Lewis Hayden escaped from slavery in Kentucky in 1844 on the Underground Railroad and later settled in Boston, where he owned a used clothing store and became a leading abolitionist. He moved into his house, built in 1833 at 66 Philips Street (then called Southac Street) on Boston’s Beacon Hill, in 1849. With the passage of the Fugitive Slave Law of 1850, Hayden and his wife Harriet hid fugitive slaves in their home. In 1853, abolitionist Francis Jackson purchased the house, which Hayden occupied as a tenant, to help protect him from harassment for his Underground Railroad activities. Jackson’s estate sold the house to Hayden’s wife in 1865. This important house is a stop on the Black Heritage Trail.

Abiel Smith School (1835)

In 1798, members of Boston’s black comunity organized a grammar school that met in in the home of Primus Hall, the son of Prince Hall, a community leader whose petitions to allow black children into the city’s school system had long been denied. The school moved to the African Meeting House on Beacon Hill in 1808 and received financial upport frm the city after 1812. In the 1820s, the city finally established two schools for black children. Abiel Smith was a white businessman who died in 1815 and left $4,000 for the education of African American children in Boston. Part of this bequest was used to build the Abiel Smith School, completed in 1834 and dedicated the following year on Belknap Street, now called Joy Street, near the African Meeting House. In 1849, most African-American parents in Boston withdraw their children from the Abiel Smith School to protest the segregation of schools in the city. In 1855, the Massachusetts legislature outlawed segregation and the Abiel Smith School was closed. The building was then used to store school furniture and after 1887 as the headquarters for black Civil War veterans. The restored building is now part of the Museum of African American History. The school is also on Boston’s Black Heritage Trail.
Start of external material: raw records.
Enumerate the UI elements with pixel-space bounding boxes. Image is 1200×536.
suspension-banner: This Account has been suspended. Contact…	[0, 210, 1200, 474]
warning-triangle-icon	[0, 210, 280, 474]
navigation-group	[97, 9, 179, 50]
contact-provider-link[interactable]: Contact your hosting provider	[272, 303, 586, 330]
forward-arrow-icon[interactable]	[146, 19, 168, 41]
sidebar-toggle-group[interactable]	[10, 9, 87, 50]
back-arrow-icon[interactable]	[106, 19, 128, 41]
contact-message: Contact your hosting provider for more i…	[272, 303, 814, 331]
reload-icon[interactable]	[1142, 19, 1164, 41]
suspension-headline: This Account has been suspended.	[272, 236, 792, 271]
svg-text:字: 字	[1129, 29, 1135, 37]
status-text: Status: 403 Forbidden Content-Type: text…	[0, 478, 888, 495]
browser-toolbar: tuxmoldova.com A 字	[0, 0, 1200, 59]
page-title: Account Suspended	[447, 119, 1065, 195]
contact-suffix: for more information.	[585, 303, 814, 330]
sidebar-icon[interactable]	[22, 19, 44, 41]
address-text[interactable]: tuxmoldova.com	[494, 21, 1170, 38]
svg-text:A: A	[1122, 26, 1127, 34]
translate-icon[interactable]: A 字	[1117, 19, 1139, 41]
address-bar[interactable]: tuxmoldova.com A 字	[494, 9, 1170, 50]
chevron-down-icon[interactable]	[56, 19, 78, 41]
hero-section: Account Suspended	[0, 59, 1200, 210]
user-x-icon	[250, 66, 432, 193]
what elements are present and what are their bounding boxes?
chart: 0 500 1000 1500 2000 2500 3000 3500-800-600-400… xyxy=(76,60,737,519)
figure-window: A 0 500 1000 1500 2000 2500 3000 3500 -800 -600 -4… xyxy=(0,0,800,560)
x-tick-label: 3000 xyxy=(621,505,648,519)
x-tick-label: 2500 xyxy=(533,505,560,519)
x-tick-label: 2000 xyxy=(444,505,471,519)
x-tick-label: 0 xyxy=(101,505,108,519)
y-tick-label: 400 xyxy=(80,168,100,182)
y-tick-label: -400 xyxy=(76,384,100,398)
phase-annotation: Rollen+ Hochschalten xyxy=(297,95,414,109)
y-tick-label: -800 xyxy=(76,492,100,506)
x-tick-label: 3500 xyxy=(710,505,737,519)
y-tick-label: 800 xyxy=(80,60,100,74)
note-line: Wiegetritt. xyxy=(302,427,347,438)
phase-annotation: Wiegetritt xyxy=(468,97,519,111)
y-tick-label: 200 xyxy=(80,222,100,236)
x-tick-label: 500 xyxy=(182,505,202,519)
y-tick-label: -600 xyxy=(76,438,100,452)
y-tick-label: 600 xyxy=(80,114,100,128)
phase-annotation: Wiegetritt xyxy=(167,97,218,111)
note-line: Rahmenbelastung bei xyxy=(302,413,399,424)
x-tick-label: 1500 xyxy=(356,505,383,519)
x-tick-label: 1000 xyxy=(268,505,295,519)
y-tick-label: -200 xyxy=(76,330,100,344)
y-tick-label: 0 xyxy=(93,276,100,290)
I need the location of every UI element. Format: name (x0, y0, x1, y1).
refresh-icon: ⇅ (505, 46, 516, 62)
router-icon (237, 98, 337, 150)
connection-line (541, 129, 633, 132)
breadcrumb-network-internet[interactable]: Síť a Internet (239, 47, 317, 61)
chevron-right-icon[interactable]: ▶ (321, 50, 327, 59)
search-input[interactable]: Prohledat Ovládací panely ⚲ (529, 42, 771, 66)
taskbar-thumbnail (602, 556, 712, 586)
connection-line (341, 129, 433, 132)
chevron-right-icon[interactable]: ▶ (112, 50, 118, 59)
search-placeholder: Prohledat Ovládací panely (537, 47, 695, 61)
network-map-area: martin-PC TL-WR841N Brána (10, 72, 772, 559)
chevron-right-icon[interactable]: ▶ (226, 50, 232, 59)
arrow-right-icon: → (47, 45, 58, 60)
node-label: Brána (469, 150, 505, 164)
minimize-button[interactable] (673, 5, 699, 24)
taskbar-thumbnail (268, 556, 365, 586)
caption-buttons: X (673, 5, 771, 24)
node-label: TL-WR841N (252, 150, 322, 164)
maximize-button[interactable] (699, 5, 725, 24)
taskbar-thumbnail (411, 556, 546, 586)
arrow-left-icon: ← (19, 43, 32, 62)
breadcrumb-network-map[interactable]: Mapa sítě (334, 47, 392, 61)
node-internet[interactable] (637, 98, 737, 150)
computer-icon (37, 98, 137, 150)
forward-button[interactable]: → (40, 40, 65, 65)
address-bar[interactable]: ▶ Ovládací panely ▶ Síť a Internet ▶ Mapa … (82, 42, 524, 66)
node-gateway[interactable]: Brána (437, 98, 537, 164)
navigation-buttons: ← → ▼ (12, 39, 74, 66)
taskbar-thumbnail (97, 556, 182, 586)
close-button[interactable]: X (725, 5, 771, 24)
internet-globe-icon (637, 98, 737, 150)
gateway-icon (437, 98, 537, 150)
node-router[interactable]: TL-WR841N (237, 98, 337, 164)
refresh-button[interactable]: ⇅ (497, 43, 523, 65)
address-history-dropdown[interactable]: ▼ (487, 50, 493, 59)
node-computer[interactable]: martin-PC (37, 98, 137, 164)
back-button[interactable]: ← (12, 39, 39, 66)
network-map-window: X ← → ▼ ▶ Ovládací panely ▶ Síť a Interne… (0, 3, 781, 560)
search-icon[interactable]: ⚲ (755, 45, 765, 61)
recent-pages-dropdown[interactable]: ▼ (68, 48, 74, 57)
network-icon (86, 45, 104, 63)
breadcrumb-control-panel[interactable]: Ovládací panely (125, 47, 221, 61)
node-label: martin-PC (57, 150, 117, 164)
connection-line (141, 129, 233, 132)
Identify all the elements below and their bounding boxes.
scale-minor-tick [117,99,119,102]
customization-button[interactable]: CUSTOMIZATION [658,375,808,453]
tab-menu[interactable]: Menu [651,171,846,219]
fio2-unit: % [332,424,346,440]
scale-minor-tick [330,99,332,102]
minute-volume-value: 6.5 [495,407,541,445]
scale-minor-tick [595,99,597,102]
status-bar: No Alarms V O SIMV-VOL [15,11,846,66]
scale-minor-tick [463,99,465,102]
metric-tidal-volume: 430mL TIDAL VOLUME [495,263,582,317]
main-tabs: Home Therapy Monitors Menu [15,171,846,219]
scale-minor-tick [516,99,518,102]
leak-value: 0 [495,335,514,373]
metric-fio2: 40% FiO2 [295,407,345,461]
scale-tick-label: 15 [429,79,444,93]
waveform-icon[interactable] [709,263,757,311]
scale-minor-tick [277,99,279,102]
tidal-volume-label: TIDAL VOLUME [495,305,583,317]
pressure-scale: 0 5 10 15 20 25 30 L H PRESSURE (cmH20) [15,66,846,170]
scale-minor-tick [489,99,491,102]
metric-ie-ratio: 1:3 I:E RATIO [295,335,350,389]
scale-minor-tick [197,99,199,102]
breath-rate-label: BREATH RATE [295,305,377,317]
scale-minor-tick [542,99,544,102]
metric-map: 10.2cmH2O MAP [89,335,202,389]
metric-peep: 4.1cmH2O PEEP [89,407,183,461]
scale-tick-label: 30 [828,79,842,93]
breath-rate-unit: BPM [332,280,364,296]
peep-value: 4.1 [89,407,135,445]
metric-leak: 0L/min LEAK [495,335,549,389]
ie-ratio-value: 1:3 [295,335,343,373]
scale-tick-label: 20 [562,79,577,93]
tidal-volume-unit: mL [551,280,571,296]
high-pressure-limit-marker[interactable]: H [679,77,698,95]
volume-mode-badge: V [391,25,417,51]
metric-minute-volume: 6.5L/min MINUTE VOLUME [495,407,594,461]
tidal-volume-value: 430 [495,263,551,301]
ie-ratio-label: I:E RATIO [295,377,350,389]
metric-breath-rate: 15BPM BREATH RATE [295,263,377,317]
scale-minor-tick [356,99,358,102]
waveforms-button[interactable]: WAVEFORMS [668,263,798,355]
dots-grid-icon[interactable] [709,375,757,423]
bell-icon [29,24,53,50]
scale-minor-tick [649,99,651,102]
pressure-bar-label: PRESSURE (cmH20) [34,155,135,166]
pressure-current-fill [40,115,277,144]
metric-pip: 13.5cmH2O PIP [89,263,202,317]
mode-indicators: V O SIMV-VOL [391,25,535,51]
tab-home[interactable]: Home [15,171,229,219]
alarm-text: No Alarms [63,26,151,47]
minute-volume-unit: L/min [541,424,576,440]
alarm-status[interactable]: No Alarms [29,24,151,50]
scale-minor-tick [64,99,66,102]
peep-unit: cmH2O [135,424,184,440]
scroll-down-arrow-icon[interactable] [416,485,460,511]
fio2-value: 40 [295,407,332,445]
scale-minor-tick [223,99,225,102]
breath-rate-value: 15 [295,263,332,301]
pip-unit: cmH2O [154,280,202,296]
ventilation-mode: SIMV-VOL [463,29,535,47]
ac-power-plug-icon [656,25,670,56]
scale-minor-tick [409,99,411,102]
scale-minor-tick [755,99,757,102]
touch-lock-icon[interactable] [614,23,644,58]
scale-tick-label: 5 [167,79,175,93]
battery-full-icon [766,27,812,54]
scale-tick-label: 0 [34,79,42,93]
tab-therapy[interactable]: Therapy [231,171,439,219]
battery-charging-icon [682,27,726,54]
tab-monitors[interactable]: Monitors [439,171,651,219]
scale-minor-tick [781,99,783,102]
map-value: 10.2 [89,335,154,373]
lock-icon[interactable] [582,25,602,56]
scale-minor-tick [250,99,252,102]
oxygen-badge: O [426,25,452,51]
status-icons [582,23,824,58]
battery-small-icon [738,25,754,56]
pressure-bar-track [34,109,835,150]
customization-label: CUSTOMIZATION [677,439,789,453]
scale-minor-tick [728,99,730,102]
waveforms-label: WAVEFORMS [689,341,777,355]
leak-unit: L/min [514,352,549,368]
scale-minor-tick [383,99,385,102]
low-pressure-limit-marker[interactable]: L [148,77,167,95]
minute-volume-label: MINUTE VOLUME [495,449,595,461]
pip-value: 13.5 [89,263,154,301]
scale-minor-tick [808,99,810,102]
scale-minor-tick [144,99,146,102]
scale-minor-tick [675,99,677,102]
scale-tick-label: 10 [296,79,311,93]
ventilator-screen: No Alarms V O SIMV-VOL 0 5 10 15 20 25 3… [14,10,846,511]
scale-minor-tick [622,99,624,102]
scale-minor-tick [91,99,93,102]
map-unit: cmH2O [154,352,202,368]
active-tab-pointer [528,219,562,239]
Old West Church, Boston (1806)

The original Old West Church in Boston was a wood-frame building, built in 1737. It was used as barracks by British soldiers during the occupation of Boston, but they soon razed the structure in 1775 due to concerns that supporters of the Revolution were sending signals to Cambridge from its steeple. The church was finally rebuilt in 1806. It was designed by Asher Benjamin and has similarities to his earlier Charles Street Meeting House of 1804. Originally a Congregationalist church, Old West Church was deeded to the City of Boston in 1894 to serve as the West End Library. The church remained a library until 1962, when a new library was built. Since 1964, Old West Church has been home to a Methodist congregation.

Vilna Shul (1919)

The Vilna Shul is an Orthodox synagogue on Phillips Street on Boston‘s Beacon Hill. It was built for a congregation of Eastern European immigrants, primarily from Vilnius, Lithuania. The Anshei Vilner Congregation was founded in 1893 in the West End and moved to the north slope of Beacon Hill in 1906. Vilna Shul, designed by Boston architect David Kalman, was built in 1919. The Jewish community had mostly left the neighborhood by the 1980s and there was a debate over the future use of the building. Vilna Shul, the last remaining purpose-built immigrant era synagogue in downtown Boston, was restored to become a Jewish cultural heritage center. Read More

The Charles Sumner House (1805)

At 20 Hancock Street on Beacon Hill in Boston is the home once occupied by Senator Charles Sumner. It was built in 1805 by Ebenezer Farley and was purchased by Sumner’s father in 1830. Charles Sumner was a fiery opponent of slavery and the victim of a famous caning, delivered by Representative Preston Brooks on the floor of the Senate on May 22, 1856. After the Civil War, Sumner was a leader of the Radical Republicans. He lived in the house until 1867 and was possibly the one who added the Greek Revival portico that links nos. 20 and 22 Beacon Hill.